Les Républicains vont-ils rester sur la même ligne sans Trump?
Trump va-t-il seulement abandonner la politique? Il l’a dit mais cela ne suffit pas. Le parti peut conserver la même ligne, sans les aspérités de Trump. Le vice-président Pence, dont les convictions conservatrices et religieuses sont tout de même plus solides et crédibles que celles de Trump, incarne cette possibilité.
Le GOP peut aussi considérer que le trumpisme est une parenthèse à refermer, sans pour autant désavouer son bilan. Le sénateur Ted Cruz peut être à nouveau candidat. Nikki Haley est fréquemment citée comme une candidate crédible.
Une troisième voie est celle du renouveau générationnel avec la montée en puissance de personnalités comme les sénateurs Tom Cotton, Josh Hawley et Tim Scott, tous originaires du Sud, plus proches d’un conservatisme «ultra» mais somme toute assez habituel dans l’histoire du parti. Tim Scott est Afro-Américain, proche du Tea Party. Voilà, je crois, les figures qui vont peser.
On a du mal à imaginer qui pourrait incarner le «trumpisme» après Trump…
Il est clair que si Trump ne se représente pas, aucun candidat parmi ceux que j’ai cités n’a son magnétisme sur l’estrade. Le Washington Post cite parmi les candidats potentiels Donald Trump Junior, ce qui rendrait la copie au moins aussi clivante que l’original. Il faut cependant garder en tête deux choses. La première est que le parti existe par ses élus et que ceux-ci, en tout cas ceux qui sont rééligibles en 2022, vont être tentés de jouer le recentrage pour conserver leur siège. Ceux rééligibles en 2024 aussi, d’ailleurs.
La seconde question est celle des donateurs car une campagne présidentielle américaine nécessite une énorme levée de fonds: 1,57 milliard de dollars côté Trump en 2020. Les résultats de l’économie américaine sont bons, ils n’existe aucune raison que les milieux d’affaires désertent le GOP, Trump a été pour eux un bon président.
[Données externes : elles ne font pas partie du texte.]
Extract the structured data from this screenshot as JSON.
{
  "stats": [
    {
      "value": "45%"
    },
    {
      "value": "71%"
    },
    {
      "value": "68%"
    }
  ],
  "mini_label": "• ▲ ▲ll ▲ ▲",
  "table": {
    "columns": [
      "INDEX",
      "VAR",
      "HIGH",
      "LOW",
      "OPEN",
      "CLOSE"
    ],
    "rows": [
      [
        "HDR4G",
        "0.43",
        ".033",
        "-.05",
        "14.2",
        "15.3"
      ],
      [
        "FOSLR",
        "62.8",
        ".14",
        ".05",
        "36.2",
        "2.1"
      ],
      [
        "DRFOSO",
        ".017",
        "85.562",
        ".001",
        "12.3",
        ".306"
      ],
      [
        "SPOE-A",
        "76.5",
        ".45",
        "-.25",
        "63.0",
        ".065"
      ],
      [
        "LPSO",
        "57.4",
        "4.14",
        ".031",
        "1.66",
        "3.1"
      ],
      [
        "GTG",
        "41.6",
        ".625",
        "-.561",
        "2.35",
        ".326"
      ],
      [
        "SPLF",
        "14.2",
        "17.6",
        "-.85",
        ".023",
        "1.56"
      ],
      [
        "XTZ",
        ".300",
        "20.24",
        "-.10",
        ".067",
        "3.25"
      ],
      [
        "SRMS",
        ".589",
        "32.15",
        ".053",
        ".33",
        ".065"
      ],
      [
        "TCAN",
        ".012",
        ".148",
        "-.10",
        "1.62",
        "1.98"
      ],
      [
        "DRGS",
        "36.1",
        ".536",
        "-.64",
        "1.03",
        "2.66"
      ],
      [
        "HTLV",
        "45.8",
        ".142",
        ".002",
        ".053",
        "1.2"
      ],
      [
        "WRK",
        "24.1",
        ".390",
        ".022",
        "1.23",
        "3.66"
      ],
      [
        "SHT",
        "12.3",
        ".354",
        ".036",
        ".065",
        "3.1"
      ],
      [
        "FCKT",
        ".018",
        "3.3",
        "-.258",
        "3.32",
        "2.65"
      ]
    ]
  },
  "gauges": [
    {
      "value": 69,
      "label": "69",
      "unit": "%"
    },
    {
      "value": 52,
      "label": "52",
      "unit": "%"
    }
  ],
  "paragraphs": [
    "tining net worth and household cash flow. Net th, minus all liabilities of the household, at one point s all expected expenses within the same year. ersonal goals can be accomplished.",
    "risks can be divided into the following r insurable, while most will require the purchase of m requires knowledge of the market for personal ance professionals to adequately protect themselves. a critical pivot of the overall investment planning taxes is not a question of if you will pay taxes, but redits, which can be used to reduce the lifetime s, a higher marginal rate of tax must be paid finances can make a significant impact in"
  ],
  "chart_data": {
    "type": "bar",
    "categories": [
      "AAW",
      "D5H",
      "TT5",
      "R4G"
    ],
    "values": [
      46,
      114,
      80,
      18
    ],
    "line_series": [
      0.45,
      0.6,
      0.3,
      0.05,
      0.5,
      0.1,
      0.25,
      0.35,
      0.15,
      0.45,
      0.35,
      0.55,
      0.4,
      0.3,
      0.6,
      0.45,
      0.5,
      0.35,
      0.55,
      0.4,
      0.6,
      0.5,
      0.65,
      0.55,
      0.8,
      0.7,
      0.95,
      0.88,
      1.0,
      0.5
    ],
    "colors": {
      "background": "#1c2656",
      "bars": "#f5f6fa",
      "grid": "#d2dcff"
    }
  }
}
La législation que l’administration Biden réussira ou non à faire voter, notamment sur le Green Deal et Medicare, déterminera la volonté plus ou moins forte de ces mêmes milieux à mobiliser en 2024 derrière un candidat d’apaisement ou au contraire, d’un candidat très offensif. Ce que sont Cotton, Hawley et Scott, en version plus policée.